Large Flavor Portfolios and Bridging
Several industry participants raised concerns about the feasibility of conducting separate behavioral studies for extensive flavor portfolios.
FDA officials acknowledged that, ideally, switching evidence would be available for each product. However, bridging across similar flavor categories may be considered if applicants provide supporting data and a scientific rationale demonstrating that product differences do not materially affect switching behavior.
Bridging analyses, officials said, are evaluated case by case within the totality-of-evidence framework.
Study Investment and Regulatory Boundaries
Industry representatives expressed concern about the financial scale of long-term behavioral studies and uncertainty regarding regulatory interpretation.

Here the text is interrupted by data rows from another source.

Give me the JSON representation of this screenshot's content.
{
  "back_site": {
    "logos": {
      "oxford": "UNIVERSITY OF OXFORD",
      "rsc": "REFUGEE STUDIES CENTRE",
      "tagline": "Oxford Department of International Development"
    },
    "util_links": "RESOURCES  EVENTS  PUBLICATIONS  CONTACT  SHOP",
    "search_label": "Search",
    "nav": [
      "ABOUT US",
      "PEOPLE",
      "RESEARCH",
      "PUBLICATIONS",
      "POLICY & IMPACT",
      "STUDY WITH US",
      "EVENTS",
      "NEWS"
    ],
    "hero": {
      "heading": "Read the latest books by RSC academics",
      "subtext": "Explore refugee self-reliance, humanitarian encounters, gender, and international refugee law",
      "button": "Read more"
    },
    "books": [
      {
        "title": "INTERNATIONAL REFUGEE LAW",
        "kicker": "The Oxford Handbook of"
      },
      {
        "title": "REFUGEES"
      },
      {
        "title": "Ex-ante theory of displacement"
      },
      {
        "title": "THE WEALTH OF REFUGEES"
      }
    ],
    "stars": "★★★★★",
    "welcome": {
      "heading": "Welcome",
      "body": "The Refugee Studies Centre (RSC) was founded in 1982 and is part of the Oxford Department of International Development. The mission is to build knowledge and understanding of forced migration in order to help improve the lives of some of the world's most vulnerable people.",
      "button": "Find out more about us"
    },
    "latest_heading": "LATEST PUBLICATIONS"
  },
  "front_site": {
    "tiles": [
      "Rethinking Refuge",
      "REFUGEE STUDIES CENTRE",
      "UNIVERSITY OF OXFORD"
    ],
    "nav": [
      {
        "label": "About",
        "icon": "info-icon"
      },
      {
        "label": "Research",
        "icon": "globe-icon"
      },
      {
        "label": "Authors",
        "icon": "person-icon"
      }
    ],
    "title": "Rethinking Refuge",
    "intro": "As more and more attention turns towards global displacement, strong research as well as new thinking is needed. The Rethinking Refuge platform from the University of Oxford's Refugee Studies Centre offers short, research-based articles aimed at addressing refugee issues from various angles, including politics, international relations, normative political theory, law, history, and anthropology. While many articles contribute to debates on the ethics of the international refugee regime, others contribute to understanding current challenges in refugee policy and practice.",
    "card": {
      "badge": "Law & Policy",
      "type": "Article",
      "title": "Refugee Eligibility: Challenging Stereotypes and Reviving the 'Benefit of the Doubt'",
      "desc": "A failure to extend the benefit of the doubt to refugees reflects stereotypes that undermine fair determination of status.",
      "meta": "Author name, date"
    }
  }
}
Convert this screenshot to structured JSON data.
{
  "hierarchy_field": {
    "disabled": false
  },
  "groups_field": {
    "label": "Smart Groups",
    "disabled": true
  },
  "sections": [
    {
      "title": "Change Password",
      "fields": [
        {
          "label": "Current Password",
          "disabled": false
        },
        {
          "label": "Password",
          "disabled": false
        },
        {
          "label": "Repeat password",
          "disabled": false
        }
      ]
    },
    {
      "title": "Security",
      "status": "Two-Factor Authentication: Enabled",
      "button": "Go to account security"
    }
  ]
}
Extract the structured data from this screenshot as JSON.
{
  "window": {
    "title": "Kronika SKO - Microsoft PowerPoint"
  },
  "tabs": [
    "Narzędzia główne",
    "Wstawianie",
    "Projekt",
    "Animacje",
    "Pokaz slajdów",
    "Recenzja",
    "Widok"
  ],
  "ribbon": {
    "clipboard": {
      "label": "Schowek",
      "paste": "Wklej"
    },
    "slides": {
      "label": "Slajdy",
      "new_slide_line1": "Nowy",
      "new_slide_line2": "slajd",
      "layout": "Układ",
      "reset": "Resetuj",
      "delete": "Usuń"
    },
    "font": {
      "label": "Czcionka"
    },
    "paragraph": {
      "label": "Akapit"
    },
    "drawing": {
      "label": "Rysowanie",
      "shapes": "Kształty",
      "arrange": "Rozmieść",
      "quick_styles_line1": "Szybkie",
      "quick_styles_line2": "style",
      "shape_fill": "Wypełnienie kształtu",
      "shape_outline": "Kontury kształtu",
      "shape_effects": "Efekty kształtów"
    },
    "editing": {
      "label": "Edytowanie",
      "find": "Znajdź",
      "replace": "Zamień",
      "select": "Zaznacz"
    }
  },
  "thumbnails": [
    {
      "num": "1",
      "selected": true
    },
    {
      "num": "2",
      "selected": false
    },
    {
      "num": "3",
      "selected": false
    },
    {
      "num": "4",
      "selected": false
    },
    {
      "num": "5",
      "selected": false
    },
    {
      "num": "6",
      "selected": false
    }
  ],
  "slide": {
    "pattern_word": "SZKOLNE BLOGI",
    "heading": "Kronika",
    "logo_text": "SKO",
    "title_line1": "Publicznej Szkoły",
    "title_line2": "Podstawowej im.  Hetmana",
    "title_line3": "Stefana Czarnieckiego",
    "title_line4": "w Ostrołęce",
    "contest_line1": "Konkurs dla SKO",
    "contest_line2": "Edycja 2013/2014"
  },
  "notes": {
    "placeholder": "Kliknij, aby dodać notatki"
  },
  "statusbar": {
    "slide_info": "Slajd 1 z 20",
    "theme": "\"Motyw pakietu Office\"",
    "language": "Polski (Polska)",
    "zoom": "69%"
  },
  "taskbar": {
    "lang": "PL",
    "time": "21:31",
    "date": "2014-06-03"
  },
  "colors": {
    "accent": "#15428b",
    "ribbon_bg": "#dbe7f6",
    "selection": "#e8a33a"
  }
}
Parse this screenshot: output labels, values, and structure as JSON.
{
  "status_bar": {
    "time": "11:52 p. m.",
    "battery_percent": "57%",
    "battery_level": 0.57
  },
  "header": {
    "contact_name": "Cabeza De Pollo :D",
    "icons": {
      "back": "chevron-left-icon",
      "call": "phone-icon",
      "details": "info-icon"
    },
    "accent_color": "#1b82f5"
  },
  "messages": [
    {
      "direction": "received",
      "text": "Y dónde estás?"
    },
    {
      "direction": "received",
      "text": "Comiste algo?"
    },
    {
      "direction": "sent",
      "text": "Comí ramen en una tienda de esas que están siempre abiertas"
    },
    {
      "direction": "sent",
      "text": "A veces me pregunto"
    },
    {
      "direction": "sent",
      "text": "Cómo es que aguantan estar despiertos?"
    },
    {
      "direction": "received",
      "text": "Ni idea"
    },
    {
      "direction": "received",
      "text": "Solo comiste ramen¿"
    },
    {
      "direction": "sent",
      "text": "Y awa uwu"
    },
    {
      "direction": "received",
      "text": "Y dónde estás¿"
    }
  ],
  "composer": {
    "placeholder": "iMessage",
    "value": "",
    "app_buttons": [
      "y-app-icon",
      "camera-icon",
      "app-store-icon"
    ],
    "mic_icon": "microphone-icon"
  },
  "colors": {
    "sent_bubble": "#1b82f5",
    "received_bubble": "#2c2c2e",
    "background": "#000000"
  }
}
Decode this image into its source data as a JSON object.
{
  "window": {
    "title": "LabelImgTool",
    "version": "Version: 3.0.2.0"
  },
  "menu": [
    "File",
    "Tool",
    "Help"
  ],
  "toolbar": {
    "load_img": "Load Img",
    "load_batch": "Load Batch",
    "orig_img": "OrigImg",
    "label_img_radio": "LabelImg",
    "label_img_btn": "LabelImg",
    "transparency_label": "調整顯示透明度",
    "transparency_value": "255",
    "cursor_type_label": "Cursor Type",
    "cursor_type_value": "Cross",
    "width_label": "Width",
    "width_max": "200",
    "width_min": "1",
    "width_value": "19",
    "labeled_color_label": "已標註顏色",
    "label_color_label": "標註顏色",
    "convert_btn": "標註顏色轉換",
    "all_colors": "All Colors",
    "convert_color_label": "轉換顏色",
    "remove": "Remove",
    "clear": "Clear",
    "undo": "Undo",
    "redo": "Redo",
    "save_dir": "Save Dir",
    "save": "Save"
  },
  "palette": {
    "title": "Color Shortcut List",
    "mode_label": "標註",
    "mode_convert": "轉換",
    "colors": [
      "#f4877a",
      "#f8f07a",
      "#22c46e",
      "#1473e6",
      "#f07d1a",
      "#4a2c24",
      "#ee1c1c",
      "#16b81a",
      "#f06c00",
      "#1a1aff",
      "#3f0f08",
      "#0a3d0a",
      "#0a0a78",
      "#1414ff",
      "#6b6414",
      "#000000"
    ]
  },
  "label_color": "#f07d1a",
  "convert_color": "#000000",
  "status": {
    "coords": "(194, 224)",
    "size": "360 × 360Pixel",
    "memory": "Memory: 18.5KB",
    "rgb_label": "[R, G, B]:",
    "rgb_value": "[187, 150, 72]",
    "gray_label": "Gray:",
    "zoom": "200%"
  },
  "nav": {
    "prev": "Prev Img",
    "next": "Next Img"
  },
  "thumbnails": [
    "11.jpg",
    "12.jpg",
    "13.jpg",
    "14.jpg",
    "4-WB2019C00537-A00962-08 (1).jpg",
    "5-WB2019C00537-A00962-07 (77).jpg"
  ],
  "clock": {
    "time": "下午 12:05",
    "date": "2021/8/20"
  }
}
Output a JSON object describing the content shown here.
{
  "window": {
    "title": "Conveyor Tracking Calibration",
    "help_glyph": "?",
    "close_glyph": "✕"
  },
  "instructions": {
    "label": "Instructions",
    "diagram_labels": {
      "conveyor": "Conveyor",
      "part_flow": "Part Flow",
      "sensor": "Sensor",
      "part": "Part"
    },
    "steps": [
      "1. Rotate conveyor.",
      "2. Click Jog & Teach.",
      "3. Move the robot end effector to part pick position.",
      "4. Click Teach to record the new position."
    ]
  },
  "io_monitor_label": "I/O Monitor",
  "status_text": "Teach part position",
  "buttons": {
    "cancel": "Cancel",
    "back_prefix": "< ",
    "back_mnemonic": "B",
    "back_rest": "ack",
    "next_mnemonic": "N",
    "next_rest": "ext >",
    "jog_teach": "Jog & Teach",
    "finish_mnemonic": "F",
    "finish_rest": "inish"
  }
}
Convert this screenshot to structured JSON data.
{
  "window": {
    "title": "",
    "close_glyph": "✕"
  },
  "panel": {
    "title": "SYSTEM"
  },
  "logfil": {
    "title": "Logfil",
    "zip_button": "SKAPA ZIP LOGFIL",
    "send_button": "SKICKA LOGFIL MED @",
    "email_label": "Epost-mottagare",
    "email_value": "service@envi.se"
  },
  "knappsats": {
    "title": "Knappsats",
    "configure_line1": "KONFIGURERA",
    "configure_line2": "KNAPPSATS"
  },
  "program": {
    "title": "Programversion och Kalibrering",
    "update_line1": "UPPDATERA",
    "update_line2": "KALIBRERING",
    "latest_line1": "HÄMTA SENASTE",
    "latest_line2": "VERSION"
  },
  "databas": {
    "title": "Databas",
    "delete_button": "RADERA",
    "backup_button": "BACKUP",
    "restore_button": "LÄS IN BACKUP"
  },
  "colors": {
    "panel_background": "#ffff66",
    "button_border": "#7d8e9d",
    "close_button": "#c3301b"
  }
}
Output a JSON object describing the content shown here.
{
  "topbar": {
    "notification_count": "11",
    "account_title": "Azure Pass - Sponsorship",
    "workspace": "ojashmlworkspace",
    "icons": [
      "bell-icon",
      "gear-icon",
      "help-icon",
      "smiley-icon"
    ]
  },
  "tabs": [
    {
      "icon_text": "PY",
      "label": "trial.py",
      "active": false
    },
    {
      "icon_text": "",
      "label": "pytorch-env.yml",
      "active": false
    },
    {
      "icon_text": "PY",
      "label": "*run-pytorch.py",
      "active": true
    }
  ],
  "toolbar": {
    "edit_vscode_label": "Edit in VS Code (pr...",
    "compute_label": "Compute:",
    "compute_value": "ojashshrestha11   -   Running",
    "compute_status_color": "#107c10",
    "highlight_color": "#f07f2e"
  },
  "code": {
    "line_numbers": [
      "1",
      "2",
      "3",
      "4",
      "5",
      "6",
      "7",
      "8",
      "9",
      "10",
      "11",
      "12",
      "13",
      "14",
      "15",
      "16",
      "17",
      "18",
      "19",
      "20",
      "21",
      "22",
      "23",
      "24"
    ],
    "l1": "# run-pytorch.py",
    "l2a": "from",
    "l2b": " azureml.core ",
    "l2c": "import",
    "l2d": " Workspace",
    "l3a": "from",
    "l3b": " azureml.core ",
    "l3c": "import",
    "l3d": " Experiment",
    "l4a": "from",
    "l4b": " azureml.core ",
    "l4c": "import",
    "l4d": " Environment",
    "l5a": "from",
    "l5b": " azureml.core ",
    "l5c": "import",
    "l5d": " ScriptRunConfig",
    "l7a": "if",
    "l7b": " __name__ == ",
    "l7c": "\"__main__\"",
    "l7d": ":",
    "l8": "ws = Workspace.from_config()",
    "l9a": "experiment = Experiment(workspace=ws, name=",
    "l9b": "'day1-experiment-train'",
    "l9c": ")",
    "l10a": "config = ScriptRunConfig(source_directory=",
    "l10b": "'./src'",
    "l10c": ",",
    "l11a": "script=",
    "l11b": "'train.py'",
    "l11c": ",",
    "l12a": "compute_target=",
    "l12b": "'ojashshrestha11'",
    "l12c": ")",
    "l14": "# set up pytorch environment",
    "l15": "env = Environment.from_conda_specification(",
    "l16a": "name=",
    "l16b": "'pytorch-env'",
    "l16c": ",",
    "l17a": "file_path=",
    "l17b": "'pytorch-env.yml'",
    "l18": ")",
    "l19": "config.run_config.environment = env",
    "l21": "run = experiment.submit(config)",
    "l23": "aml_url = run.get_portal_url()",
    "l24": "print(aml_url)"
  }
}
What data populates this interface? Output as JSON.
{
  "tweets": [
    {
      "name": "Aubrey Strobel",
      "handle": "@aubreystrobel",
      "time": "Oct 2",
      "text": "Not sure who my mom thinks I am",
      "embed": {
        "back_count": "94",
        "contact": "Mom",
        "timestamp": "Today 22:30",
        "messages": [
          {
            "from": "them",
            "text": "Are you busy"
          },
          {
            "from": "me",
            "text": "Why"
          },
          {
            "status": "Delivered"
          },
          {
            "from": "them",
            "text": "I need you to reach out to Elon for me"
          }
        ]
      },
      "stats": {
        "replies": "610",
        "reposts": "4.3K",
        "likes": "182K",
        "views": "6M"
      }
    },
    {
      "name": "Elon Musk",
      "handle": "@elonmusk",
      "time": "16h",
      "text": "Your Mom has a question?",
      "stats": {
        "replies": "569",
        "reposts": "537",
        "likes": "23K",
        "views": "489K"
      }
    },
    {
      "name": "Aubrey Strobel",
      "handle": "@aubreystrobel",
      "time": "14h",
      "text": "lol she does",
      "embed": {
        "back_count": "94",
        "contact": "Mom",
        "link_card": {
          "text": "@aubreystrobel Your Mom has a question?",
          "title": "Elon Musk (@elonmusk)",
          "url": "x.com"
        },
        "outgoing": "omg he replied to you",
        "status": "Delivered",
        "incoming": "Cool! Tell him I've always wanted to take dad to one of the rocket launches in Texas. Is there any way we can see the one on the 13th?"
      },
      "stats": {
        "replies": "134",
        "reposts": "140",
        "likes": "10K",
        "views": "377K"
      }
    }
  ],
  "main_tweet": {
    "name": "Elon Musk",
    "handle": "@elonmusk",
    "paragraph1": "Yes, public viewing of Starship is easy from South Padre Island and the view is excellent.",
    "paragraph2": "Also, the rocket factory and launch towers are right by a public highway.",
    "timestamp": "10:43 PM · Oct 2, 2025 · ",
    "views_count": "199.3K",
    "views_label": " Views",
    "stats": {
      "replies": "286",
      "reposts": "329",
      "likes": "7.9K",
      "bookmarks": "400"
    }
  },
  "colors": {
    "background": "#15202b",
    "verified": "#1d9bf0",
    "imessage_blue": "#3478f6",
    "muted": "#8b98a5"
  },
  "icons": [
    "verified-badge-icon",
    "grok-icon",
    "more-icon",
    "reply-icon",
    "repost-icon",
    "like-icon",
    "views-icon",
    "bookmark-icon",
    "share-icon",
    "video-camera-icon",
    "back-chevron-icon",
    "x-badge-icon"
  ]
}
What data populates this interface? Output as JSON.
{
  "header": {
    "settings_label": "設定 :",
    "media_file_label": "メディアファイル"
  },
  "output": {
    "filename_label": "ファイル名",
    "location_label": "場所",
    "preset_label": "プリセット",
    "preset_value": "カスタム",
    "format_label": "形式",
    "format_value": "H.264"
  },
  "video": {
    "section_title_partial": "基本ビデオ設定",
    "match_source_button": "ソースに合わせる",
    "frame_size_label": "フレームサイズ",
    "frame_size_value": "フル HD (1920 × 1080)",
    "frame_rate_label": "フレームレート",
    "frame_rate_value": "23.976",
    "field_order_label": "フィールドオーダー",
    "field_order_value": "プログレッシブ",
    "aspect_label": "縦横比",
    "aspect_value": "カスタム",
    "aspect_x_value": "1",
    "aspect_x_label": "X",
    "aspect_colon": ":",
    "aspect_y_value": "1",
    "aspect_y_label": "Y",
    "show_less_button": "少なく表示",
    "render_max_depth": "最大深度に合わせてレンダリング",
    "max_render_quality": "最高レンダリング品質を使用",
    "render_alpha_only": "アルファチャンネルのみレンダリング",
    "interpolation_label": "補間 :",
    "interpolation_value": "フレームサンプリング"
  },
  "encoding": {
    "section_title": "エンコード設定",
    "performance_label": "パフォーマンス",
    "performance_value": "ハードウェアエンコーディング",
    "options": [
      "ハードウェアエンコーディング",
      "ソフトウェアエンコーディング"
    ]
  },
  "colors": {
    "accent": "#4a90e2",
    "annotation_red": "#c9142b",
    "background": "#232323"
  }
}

FDA officials responded that pre-submission meetings may help clarify study design considerations but stated that the agency “cannot make business decisions” for applicants. Regulatory determinations, they said, depend on the robustness and relevance of product-specific evidence submitted.
Case-by-Case Determination
As the session concluded, FDA officials reiterated that adult benefit is one component of a broader APPH determination. Evaluation of flavored ENDS PMTAs involves balancing potential adult switching benefits against youth risks through integrated, multi-disciplinary review rather than application of a single numeric benchmark.
2Firsts will continue to follow the roundtable discussions and report further developments.
(The cover image is a screenshot from the FDA’s livestream of the PMTA roundtable.)